すでに高市早苗氏の独断専行は公明党を離反させている。その公明党は参議院は残しつつ衆議院・小選挙区から撤退し立憲民主党と組ことが決まりそうだ。
高市氏はすでに公明党に離反されている。また維新との連携で党内の「守旧派」との間に軋轢を抱えている。さらに大阪では選挙区調整も行わないので(鈴木幹事長はもはや調整はしないだろう)大阪の自民党府連とも敵対することになる。
麻生・鈴木ラインを怒らせたことで玉木雄一郎氏が自民党に協力することが難しくなった。おそらく玉木雄一郎氏は次を見据えて自民党の有力者と諍いを起こしたくないはずだ。
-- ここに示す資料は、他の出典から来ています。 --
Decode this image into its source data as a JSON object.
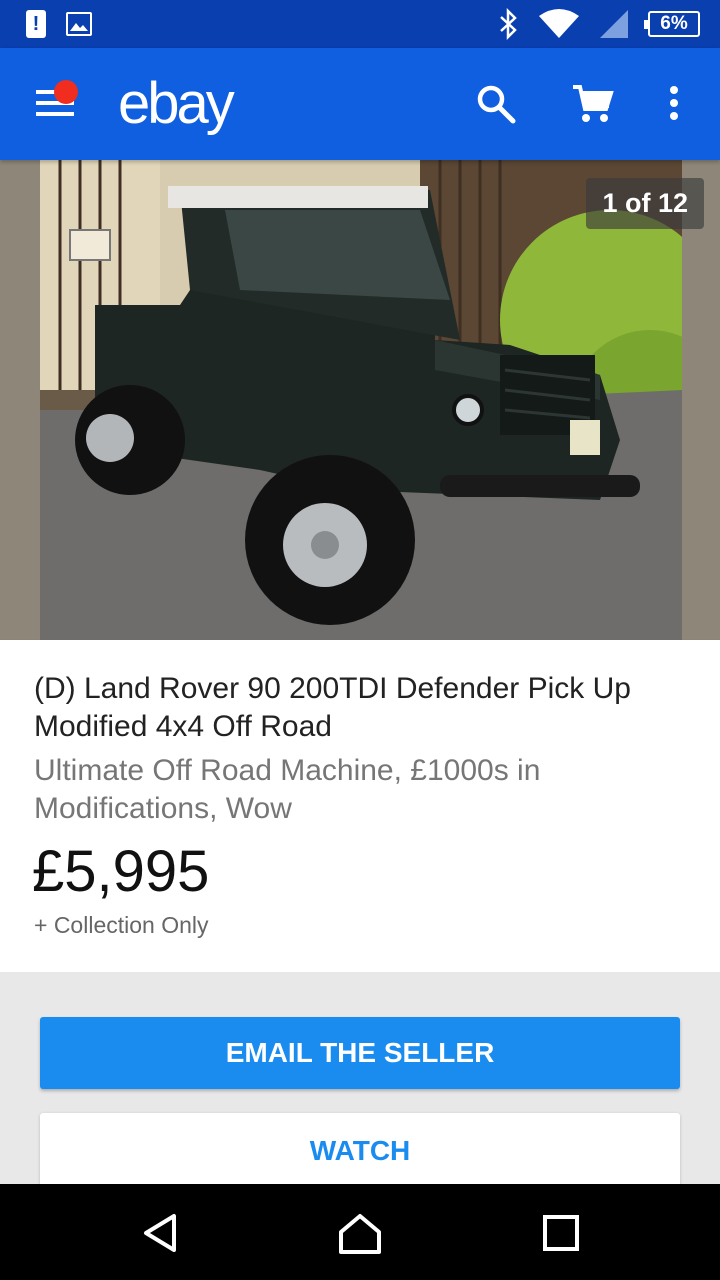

ところが話はここで終わらない。実は保守の中に「保険をかける」動きがある。日本版MAGAである保守派論客は自分たちの支援者に「日本ファースト」を売り込まなければならないのだが、明らかに今の動きは「経産省ファースト」である。このため「自民党の中には倒すべきリベラルがいるぞ!」と言い換えて、比例で自民党を推すなと言う動きが出ている。単なる熱狂ではなく意外と計算しながら動きている。
となると消極的支援者として残るのは高市総理の突破力に期待する生活者ということになる。
しかしながら、今回の解散により経産省が勝つと(勝つのは自民党ではない)国民生活の安定よりも省益が優先されることになる。すると株高・金利高・円安が進む。すでに長期金利は心理的抵抗線である2%を超えて上がり続けている。
経済アナリストたちはもはや高市総理の味方はしないだろう。すでに金融界では今井尚哉氏の名前が出ており「優先順位」はかなり明確に理解されている。株式市場を仔細に検討してみると分かるが今回内需依存株の価格が上がっていない。つまり経産省は国内市場を犠牲にして省益を守るであろうということが意識されているのである。
こうなると円安インフレが進行したときに高市政権を味方してくれるアナリストはいないことになる。次第に生活者は「あの時何が起きていたのか」に気がつくはずなのだ。
高市総理の持ち味は朗らかな人柄の良さだった。ところがこの良さが次第に削られ「どこかギスギスした」印象の会見が増えている。党の内外で孤立が強まると次第に経産省は「民意は経産省にある、錦の御旗の前にひれ伏せ」と霞が関を肩で風を切って歩くようになるだろう。すると総理はますます孤立し持ち味が消えてゆくはずだ。
今回の一連の分析で最も意外だったのが保守派の動きだった。彼らは経済について熟知しておらず「生活が苦しくなっても高市総理を支援し続けるのではないか」と思っていた。しかしそれは対左派に対するポジション取りであって、内部では冷徹な「経営判断」が働いていた。彼らは経産省に踊らされるつもりはなく、自分たちを支援してくれている人たちを満足させるようなメッセージを発信し続けなければならない。つまりそこにはある程度の冷静な市場判断が働いている。高市政権はそれを「ビジネス保守」と揶揄した。表向きの説明は「岸田・石破などの」自民党リベラル」に対する反感ということになっているが、実際のターゲットはそこではないのかもしれない。